Friday, October 2, 2015

Menghilangkan Najis

Bilamana anjing menjilat perkakas atau salah satu anggota tubuhnya menyentuh perkakas tersebut dan salah satu anggota tubuh anjing itu dalam keadaan basah atau yang basah itu adalah perkakas, maka perkakas tersebut menjadi tidak bersih (najis) sampai perkakas itu dicuci tujuh kali dan salah satunya harus dengan tanah. Ketentuan ibi berdasarkan hadits yang diriwayatkan dari Abu Hurairah r.a., bahwasanya Nabi saw. telah bersabda:

“Cara membersihkan perkakas seseorang di antara kalian jika dijilat anjing adalah dengan mencucinya tujuh kali dan salah satunya sengan tanah”.
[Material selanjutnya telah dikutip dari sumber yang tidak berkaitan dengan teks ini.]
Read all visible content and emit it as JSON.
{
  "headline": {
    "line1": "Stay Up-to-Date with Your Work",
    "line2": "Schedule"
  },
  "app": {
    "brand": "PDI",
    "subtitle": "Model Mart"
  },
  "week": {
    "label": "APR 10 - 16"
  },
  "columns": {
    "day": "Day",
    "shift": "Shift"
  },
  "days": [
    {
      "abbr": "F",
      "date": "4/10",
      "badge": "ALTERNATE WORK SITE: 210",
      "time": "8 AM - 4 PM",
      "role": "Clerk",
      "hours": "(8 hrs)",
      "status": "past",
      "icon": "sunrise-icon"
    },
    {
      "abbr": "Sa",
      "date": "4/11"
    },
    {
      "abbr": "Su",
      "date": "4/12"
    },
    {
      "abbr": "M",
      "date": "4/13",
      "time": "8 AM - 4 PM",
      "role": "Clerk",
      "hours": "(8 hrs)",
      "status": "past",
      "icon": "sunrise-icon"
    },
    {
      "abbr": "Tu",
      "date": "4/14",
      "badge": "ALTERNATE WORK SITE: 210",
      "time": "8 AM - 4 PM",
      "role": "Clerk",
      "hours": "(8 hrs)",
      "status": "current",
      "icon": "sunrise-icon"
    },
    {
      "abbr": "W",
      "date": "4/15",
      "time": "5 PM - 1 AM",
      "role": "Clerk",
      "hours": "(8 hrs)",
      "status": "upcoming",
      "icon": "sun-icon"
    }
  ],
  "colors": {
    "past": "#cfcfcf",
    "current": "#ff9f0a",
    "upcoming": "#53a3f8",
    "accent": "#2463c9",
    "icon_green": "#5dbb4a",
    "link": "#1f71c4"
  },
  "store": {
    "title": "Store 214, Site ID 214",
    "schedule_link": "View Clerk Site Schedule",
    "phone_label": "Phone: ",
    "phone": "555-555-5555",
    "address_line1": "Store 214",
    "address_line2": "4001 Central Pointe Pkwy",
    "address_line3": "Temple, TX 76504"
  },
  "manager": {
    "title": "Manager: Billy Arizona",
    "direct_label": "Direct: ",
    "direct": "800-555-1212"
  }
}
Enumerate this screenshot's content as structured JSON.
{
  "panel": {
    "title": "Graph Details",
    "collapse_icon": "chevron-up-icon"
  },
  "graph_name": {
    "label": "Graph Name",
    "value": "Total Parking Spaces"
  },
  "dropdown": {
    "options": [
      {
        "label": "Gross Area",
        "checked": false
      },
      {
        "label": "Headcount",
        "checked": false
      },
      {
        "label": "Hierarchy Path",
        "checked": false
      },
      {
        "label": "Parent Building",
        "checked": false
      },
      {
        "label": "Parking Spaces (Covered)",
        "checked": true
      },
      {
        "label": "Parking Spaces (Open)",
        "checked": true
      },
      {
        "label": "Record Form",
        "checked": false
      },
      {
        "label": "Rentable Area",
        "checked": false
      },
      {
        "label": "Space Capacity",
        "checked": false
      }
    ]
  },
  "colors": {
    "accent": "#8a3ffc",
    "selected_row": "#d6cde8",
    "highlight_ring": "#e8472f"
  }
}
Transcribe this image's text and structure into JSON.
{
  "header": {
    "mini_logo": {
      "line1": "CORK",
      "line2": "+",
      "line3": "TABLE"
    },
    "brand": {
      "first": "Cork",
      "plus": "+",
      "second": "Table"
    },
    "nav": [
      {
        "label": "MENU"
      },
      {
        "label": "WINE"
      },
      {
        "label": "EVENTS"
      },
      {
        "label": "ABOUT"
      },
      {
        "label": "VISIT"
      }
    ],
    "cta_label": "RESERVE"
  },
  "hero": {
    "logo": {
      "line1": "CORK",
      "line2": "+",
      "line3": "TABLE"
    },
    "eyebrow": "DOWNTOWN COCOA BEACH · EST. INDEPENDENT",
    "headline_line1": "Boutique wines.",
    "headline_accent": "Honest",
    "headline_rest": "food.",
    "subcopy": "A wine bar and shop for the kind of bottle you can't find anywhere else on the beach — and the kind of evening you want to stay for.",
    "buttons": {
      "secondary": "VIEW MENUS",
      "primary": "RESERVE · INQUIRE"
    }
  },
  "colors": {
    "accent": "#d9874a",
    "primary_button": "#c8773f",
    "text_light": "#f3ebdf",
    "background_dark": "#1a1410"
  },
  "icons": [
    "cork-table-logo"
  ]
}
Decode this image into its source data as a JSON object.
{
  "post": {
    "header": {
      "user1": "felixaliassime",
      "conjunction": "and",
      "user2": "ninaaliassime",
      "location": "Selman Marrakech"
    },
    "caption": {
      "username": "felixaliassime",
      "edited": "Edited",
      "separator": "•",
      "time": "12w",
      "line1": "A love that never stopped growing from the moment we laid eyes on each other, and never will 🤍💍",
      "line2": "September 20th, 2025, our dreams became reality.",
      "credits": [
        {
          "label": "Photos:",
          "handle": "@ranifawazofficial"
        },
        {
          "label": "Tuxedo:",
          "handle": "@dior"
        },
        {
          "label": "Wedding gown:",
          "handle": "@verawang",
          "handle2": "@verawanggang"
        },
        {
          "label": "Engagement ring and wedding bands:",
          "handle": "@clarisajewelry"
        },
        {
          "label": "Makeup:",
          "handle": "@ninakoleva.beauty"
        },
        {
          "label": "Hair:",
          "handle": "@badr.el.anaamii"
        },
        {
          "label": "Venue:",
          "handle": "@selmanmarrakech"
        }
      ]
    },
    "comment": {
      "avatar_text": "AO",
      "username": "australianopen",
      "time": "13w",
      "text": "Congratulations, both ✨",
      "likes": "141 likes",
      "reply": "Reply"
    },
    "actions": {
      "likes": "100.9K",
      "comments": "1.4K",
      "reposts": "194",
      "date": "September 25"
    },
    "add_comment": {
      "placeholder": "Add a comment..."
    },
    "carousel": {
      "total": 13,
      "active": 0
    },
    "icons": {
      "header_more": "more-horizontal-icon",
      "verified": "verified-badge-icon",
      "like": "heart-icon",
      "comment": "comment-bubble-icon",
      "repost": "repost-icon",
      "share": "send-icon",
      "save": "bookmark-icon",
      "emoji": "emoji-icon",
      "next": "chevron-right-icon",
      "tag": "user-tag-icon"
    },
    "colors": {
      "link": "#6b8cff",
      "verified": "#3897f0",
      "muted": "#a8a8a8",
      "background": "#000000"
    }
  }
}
Babi adalah binatang yang disamakan dengan anjing karena keadaan babi lebih buruk dari anjing, sehingga pada saat hukum babi disamakan dengannya ini adalah merupakan langkah yang dianggap lebih pantas.

Cara untuk membersihkan benda yang terkena air kencing bayi laki-laki yang belum diberi akan selain ASI adalah cukup hanya dengan memercikkan air padanya dan tidak perlu sampai bercucuran. Sedangkan untuk bayi perempuan tidak demikian halnya, takni harus dicuci seperti sesuatu yang terkena air kencing orang dewasa. Hal ini berdasarkan hadits yang diriwayatkan oleh Ali Karramallahu Wajhahu, bahwasanya Nabi saw. telah bersabda tentang air kencing bayi:

“Hendaknya dicuci air kencing bayi wanita, dan (cukup) diperciki dari air kencing bayi laki-laki”.

Adapun cara membersihkan benda yang terkena selain najis air kencing bayi ini, maka hendaklah diperhatikan: Najis seperti tahi dan bangkai (bersifat padat) itu sendiri tidak dapat dibersihkan walau dicuci sekalipun. Oleh karena itu bila najis tersebut jatuh pada benda suci, maka untuk membersihkannya dzatiyah najis tersebut harus dihilangkan kemudian bekasnya dicuci. Sedangkan bila najis tersebut bersifat cair, seperti: air kencing, darah, arak dan sejenisnya, maka untuk membersihkan benda terkena olehnya dengan cara dicuci sekali cucian, sebagaimana dikemukakan dalam hadits yang diriwayatkan oleh Bukhari dan Muslim:

“Nabi saw. telah menyuruh mereka (para sahabat) agar menyiramkan air pada bekas air kencing seorang Arab dari dusun dengan seember air”.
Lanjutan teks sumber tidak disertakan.